Déconstruire, démanteler, décomposer la parole occidentale : retour sur le travail de sape qu’opère le marginal le plus célèbre de la philosophie contemporaine.
—Par Stéphane Floccari, philosophe—
Derrida. Un démantèlement de l’Occident, de Jean-Clet Martin. Éditions Max Milo, 2014, 322 pages, 19,90 euros. En parcourant ce livre privé de centre, on se dit que son auteur a su se tenir sans trébucher sur l’étroite crête qui sépare tout en les reliant dans la langue derridienne le risque et la chance.

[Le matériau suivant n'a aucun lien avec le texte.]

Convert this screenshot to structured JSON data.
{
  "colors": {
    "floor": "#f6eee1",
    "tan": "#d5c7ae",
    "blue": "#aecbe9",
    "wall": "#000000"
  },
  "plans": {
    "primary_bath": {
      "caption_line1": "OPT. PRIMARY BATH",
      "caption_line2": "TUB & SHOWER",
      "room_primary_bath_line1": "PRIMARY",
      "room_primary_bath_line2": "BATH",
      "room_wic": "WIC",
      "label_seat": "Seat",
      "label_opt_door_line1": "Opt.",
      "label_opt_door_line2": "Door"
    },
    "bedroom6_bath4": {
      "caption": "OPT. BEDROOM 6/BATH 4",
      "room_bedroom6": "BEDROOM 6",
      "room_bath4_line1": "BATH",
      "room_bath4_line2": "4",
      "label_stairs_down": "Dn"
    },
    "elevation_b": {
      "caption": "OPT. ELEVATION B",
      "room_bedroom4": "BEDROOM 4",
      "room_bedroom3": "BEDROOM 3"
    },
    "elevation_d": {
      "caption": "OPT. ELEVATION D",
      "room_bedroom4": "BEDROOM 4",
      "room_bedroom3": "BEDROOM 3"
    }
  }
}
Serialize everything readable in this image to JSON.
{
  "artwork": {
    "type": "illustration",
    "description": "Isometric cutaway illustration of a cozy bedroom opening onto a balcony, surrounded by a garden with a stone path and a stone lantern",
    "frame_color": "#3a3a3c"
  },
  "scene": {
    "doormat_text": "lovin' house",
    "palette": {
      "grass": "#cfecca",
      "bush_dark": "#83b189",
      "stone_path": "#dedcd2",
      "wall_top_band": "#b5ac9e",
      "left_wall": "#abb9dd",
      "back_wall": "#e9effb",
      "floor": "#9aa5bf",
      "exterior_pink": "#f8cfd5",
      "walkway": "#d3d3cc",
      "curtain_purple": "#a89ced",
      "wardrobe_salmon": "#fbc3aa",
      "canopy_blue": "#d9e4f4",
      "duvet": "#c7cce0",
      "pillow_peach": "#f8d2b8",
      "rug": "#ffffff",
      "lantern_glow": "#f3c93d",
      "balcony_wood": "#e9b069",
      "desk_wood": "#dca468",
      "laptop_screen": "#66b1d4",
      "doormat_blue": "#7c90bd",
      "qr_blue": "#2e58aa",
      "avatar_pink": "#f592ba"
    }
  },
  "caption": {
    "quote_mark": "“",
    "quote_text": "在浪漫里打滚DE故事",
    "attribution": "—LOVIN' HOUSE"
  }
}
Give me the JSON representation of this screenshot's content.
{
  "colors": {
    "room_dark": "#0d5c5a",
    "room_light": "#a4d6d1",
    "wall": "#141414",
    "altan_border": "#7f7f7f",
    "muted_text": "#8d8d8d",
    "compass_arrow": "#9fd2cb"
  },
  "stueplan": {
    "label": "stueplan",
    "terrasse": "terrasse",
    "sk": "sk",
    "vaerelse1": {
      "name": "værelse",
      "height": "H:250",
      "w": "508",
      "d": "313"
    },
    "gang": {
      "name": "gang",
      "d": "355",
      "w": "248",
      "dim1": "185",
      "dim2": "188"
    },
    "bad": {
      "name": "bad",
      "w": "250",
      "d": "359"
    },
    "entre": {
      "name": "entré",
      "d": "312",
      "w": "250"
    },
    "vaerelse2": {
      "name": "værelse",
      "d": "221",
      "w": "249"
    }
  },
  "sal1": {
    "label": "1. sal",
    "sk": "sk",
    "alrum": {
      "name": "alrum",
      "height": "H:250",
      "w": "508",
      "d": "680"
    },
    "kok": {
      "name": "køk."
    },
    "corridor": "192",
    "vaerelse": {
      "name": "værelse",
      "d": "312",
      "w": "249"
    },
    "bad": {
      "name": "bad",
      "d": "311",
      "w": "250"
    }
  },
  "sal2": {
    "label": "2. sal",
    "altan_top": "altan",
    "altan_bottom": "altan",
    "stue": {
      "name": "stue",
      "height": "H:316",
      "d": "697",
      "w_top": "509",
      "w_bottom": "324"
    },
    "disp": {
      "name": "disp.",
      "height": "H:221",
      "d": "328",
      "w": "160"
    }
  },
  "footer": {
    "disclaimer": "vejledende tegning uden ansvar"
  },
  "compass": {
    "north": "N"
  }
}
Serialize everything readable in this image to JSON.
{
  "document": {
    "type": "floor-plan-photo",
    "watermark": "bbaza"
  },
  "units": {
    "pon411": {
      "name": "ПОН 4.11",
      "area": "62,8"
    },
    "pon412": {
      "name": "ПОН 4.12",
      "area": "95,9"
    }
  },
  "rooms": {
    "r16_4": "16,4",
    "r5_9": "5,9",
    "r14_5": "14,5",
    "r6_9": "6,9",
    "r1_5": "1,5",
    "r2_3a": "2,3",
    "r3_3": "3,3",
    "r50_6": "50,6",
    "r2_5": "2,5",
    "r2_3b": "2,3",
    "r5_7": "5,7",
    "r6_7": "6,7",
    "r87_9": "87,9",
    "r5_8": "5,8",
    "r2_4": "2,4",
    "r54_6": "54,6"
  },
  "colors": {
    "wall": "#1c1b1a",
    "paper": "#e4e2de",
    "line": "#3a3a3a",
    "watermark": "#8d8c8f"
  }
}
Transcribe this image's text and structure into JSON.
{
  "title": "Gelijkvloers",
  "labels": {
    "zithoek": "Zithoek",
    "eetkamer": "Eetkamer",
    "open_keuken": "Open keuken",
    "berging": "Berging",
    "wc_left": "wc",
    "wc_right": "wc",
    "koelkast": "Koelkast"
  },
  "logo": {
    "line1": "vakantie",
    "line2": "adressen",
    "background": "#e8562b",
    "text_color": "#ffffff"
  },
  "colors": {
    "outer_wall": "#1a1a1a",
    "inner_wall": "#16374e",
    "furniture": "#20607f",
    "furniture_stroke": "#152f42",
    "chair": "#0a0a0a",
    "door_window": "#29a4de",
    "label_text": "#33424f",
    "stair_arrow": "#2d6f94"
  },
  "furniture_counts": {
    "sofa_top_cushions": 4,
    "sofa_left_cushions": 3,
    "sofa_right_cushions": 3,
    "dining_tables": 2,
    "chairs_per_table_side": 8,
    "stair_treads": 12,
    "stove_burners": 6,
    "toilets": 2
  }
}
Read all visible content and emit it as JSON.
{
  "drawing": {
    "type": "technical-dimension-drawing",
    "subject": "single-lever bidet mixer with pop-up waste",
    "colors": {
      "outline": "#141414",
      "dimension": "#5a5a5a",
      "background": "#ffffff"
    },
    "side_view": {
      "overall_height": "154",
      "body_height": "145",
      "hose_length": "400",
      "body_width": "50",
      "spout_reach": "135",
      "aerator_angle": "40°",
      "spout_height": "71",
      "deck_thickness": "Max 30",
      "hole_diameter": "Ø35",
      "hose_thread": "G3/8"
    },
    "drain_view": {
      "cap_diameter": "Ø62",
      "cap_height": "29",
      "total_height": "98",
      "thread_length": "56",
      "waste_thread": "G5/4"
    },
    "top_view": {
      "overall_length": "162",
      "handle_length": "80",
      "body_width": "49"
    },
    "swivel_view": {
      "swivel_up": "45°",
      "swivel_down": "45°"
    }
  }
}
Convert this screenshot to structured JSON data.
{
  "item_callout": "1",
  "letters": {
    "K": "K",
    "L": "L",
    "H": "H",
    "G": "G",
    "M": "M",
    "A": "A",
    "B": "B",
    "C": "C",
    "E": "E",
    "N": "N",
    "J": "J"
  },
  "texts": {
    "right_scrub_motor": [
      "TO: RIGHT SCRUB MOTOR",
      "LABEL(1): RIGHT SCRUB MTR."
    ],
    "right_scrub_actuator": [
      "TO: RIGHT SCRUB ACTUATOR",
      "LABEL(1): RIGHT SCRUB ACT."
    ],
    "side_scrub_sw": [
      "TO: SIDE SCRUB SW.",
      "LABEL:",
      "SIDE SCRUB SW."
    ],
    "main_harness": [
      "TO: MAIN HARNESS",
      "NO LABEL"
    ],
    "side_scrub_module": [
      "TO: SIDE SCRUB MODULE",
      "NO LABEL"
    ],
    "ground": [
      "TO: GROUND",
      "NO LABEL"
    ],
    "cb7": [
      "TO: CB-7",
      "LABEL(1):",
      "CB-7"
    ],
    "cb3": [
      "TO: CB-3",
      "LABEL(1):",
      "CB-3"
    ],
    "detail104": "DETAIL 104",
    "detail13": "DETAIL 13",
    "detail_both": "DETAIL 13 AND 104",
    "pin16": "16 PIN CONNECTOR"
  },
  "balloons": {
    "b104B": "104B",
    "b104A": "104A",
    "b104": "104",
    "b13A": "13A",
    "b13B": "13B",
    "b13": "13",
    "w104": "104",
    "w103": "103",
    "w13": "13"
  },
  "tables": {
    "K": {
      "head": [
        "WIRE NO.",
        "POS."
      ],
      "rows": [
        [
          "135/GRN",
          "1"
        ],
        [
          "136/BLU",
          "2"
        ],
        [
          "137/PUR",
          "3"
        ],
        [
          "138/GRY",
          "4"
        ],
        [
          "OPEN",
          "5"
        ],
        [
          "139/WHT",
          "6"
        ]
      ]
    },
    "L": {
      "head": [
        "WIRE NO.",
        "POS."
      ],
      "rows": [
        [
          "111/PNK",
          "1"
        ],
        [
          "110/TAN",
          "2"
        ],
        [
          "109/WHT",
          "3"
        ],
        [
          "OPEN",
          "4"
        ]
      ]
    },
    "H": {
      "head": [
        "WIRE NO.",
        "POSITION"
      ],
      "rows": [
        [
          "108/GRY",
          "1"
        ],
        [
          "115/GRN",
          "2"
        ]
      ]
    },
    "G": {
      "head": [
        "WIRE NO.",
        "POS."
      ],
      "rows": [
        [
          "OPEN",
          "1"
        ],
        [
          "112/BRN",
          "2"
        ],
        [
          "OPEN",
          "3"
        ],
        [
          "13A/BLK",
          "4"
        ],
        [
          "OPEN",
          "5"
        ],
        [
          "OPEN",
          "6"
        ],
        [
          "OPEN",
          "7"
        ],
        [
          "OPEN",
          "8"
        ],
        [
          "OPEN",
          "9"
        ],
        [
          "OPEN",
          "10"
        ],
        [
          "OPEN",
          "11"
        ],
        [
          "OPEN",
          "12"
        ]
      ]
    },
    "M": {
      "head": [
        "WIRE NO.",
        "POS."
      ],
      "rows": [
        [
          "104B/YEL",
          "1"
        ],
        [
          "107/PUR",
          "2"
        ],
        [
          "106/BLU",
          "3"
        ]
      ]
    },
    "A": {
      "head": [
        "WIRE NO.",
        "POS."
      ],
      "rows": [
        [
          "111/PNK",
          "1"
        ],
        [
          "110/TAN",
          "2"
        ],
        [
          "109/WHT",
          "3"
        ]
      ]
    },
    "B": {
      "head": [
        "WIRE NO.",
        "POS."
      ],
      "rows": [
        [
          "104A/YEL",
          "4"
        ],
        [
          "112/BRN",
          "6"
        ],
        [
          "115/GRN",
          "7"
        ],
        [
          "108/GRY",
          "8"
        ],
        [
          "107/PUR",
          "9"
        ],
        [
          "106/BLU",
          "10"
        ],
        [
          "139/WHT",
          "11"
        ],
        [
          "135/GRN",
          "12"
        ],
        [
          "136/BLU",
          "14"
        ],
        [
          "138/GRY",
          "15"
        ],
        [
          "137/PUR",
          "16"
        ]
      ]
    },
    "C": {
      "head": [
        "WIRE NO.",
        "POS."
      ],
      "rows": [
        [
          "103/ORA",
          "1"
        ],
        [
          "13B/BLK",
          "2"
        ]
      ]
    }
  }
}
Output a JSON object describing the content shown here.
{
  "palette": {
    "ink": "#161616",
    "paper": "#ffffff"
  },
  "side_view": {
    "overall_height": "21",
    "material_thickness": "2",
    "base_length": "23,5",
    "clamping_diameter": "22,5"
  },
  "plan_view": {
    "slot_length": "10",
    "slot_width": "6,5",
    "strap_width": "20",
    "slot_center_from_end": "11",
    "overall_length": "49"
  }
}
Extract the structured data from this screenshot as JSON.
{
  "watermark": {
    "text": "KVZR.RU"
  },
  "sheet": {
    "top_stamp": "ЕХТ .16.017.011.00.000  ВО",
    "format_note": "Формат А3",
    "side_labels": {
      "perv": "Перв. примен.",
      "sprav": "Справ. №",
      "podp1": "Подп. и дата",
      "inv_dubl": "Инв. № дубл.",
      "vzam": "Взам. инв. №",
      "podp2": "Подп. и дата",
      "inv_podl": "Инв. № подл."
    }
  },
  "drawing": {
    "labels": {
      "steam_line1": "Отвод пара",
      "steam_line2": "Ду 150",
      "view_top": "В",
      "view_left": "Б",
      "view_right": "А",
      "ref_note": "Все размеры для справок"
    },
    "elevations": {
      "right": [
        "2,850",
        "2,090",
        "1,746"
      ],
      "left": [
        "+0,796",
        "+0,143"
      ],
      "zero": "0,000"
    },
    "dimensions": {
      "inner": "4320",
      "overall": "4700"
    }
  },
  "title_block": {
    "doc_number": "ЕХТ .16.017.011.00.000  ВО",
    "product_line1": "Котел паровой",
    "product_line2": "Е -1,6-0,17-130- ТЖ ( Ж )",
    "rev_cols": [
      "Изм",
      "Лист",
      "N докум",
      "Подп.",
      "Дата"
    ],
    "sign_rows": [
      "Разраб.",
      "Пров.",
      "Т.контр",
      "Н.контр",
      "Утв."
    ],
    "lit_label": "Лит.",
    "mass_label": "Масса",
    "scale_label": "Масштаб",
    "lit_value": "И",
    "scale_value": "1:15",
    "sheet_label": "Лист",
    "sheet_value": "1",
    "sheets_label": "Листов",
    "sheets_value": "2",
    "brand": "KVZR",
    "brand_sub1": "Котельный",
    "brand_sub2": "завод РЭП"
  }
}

Jean-Clet Martin, remarqué aussi bien pour ses deux ouvrages consacrés, à vingt ans d’intervalle, à Gilles Deleuze (1) que pour son bel Ossuaires (2), a en effet réussi la gageure de composer un ouvrage éminemment derridien sur le plus grand pourfendeur du logocentrisme, à la fois ami et ennemi de l’écriture selon une tradition qui remonte à Platon.
Ce livre constitue l’une des premières sommes philosophiques de langue française sur une œuvre dont l’étendue intellectuelle intimide et qui déjoue par avance toute logique de la trace. Loin d’être un chemin qui ne mène nulle part, à la manière de l’Holzweg heideggérien, le travail entrepris par Jacques Derrida (1930-2004) est de ceux qui exposent à tous les dehors et qui contraignent à aimer les lointains, à préférer les ailleurs à toutes les certitudes gravées dans le marbre de la présence, toujours suspecte.